BrainsCAN Postdoctoral Associate receives CIHR Fellowship


Despite her impressive resume, Marieka DeVuono was surprised to learn about her 2022 Canadian Institutes of Health Research (CIHR) Fellowship award.

“It was a surprise when I received the notice from CIHR. It didn’t feel real,” said DeVuono, a BrainsCAN Postdoctoral Associate studying cognitive impairments associated with cannabis use during adolescence.

DeVuono was one of six Western University trainees to receive a CIHR Fellowship in the 2022 round, and the only researcher in cognitive neuroscience to be awarded.

“I feel honoured to be recognized by other scientists and the government to keep researching what I love, which is cannabis science,” said DeVuono.


DeVuono joined Western in the fall of 2021 as part of the BrainsCAN Special Call Postdoctoral Fellowship Program. Her CIHR Fellowship will build on the research she’s currently working on as a BrainsCAN Associate.

“Cannabis use is high among teenagers, and we know that it might increase the risk of later psychiatric illness – like depression, anxiety, or schizophrenia – so it’s important to know how that might happen and the risk factors,” said DeVuono. “My BrainsCAN work has been establishing a model of the long-term consequences of adolescent cannabis use. The CIHR Fellowship will take this one step further and test a therapeutic intervention.” 

Her work with supervisor, Dr. Steven Laviolette will look at a dietary intervention to help patients and consumers who use cannabis medicinally or recreationally.

“I knew I wanted to go into an intervention route to help decrease the risk of psychiatric illness for those who use cannabis,” said DeVuono. “If we understand the possible dangers of using cannabis, and how diet might be able to prevent these effects, it can help inform the public to make better decisions for themselves and lessen their risk.”

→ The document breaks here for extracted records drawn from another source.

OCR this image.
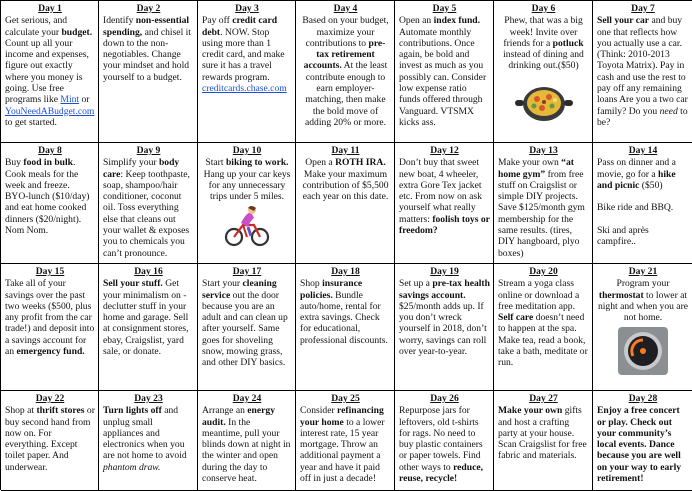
Day 1
Get serious, and calculate your budget. Count up all your income and expenses, figure out exactly where you money is going. Use free programs like Mint or YouNeedABudget.com to get started.
Day 2
Identify non-essential spending, and chisel it down to the non-negotiables. Change your mindset and hold yourself to a budget.
Day 3
Pay off credit card debt. NOW. Stop using more than 1 credit card, and make sure it has a travel rewards program. creditcards.chase.com
Day 4
Based on your budget, maximize your contributions to pre-tax retirement accounts. At the least contribute enough to earn employer-matching, then make the bold move of adding 20% or more.
Day 5
Open an index fund. Automate monthly contributions. Once again, be bold and invest as much as you possibly can. Consider low expense ratio funds offered through Vanguard. VTSMX kicks ass.
Day 6
Phew, that was a big week! Invite over friends for a potluck instead of dining and drinking out.($50)
Day 7
Sell your car and buy one that reflects how you actually use a car. (Think: 2010-2013 Toyota Matrix). Pay in cash and use the rest to pay off any remaining loans Are you a two car family? Do you need to be?
Day 8
Buy food in bulk. Cook meals for the week and freeze. BYO-lunch ($10/day) and eat home cooked dinners ($20/night). Nom Nom.
Day 9
Simplify your body care: Keep toothpaste, soap, shampoo/hair conditioner, coconut oil. Toss everything else that cleans out your wallet & exposes you to chemicals you can’t pronounce.
Day 10
Start biking to work. Hang up your car keys for any unnecessary trips under 5 miles.
Day 11
Open a ROTH IRA. Make your maximum contribution of $5,500 each year on this date.
Day 12
Don’t buy that sweet new boat, 4 wheeler, extra Gore Tex jacket etc. From now on ask yourself what really matters: foolish toys or freedom?
Day 13
Make your own “at home gym” from free stuff on Craigslist or simple DIY projects. Save $125/month gym membership for the same results. (tires, DIY hangboard, plyo boxes)
Day 14
Pass on dinner and a movie, go for a hike and picnic ($50)

Bike ride and BBQ.

Ski and après campfire..
Day 15
Take all of your savings over the past two weeks ($500, plus any profit from the car trade!) and deposit into a savings account for an emergency fund.
Day 16
Sell your stuff. Get your minimalism on - declutter stuff in your home and garage. Sell at consignment stores, ebay, Craigslist, yard sale, or donate.
Day 17
Start your cleaning service out the door because you are an adult and can clean up after yourself. Same goes for shoveling snow, mowing grass, and other DIY basics.
Day 18
Shop insurance policies. Bundle auto/home, rental for extra savings. Check for educational, professional discounts.
Day 19
Set up a pre-tax health savings account. $25/month adds up. If you don’t wreck yourself in 2018, don’t worry, savings can roll over year-to-year.
Day 20
Stream a yoga class online or download a free meditation app. Self care doesn’t need to happen at the spa. Make tea, read a book, take a bath, meditate or run.
Day 21
Program your thermostat to lower at night and when you are not home.
Day 22
Shop at thrift stores or buy second hand from now on. For everything. Except toilet paper. And underwear.
Day 23
Turn lights off and unplug small appliances and electronics when you are not home to avoid phantom draw.
Day 24
Arrange an energy audit. In the meantime, pull your blinds down at night in the winter and open during the day to conserve heat.
Day 25
Consider refinancing your home to a lower interest rate, 15 year mortgage. Throw an additional payment a year and have it paid off in just a decade!
Day 26
Repurpose jars for leftovers, old t-shirts for rags. No need to buy plastic containers or paper towels. Find other ways to reduce, reuse, recycle!
Day 27
Make your own gifts and host a crafting party at your house. Scan Craigslist for free fabric and materials.
Day 28
Enjoy a free concert or play. Check out your community’s local events. Dance because you are well on your way to early retirement!
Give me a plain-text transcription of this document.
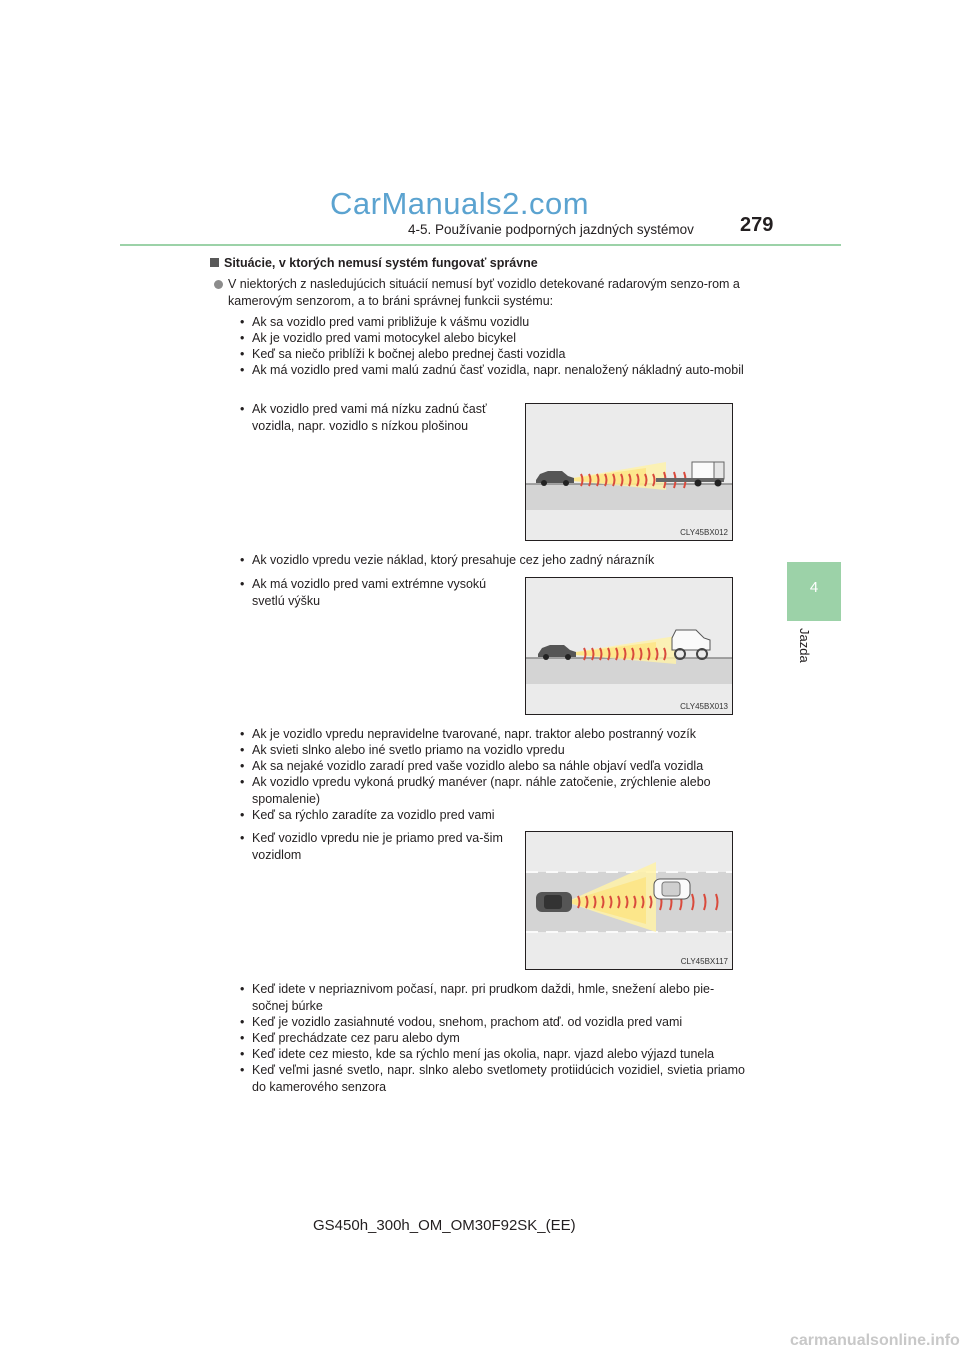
CarManuals2.com
4-5. Používanie podporných jazdných systémov 279
4
Jazda
Situácie, v ktorých nemusí systém fungovať správne
V niektorých z nasledujúcich situácií nemusí byť vozidlo detekované radarovým senzo-rom a kamerovým senzorom, a to bráni správnej funkcii systému:
• Ak sa vozidlo pred vami približuje k vášmu vozidlu
• Ak je vozidlo pred vami motocykel alebo bicykel
• Keď sa niečo priblíži k bočnej alebo prednej časti vozidla
• Ak má vozidlo pred vami malú zadnú časť vozidla, napr. nenaložený nákladný auto-mobil
• Ak vozidlo pred vami má nízku zadnú časť vozidla, napr. vozidlo s nízkou plošinou
CLY45BX012
• Ak vozidlo vpredu vezie náklad, ktorý presahuje cez jeho zadný nárazník
• Ak má vozidlo pred vami extrémne vysokú svetlú výšku
CLY45BX013
• Ak je vozidlo vpredu nepravidelne tvarované, napr. traktor alebo postranný vozík
• Ak svieti slnko alebo iné svetlo priamo na vozidlo vpredu
• Ak sa nejaké vozidlo zaradí pred vaše vozidlo alebo sa náhle objaví vedľa vozidla
• Ak vozidlo vpredu vykoná prudký manéver (napr. náhle zatočenie, zrýchlenie alebo spomalenie)
• Keď sa rýchlo zaradíte za vozidlo pred vami
• Keď vozidlo vpredu nie je priamo pred va-šim vozidlom
CLY45BX117
• Keď idete v nepriaznivom počasí, napr. pri prudkom daždi, hmle, snežení alebo pie-sočnej búrke
• Keď je vozidlo zasiahnuté vodou, snehom, prachom atď. od vozidla pred vami
• Keď prechádzate cez paru alebo dym
• Keď idete cez miesto, kde sa rýchlo mení jas okolia, napr. vjazd alebo výjazd tunela
• Keď veľmi jasné svetlo, napr. slnko alebo svetlomety protiidúcich vozidiel, svietia priamo do kamerového senzora
GS450h_300h_OM_OM30F92SK_(EE)
carmanualsonline.info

The BrainsCAN Postdoctoral Fellowship Program brings the world’s most promising early-career researchers to Western. Funding for BrainsCAN is provided by the Government of Canada’s Canada First Research Excellence Fund (CFREF).

Marieka DeVuono
Marieka DeVuono
BrainsCAN Postdoctoral Associate
PhD, Psychology and Neuroscience - University of Guelph

Investigating sex and dose-dependent cognitive impairments produced by adolescent THC exposure

Supervisor(s): Dr. Steven Laviolette, Dr. Susanne Schmid, Dr. Walter Rushlow
Research Information:
Cannabis use during adolescence can lead to long-term cognitive deficits and is associated with an increased risk for neuropsychiatric disorders later in life. The primary psychoactive component of cannabis, tetrahydrocannabinol (THC), may interrupt normal brain maturation during this critical period of development, leading to long-term cognitive consequences. The specific neurobiological mechanisms of these impairments remain unknown. Using a preclinical model of adolescent THC exposure, this project will investigate the neural pathways and molecular changes underlying cognitive impairments produced by adolescent THC exposure. A variety of THC doses will be investigated because THC is known to produce biphasic effects on multiple cognitive processes, where low and high doses often produce opposite effects. Higher potency cannabis is also associated with greater cognitive risks. Moreover, THC is known to produce sex-specific effects, yet the majority of research on the effect of adolescent THC exposure has been done exclusively in males. This project will also address this knowledge gap and investigate the sex-dependent effects of THC on cognitive development. Results from this study will advance our knowledge of the long-term consequences of adolescent cannabis use and have the potential to influence the development of treatments for disorders with cognitive impairments.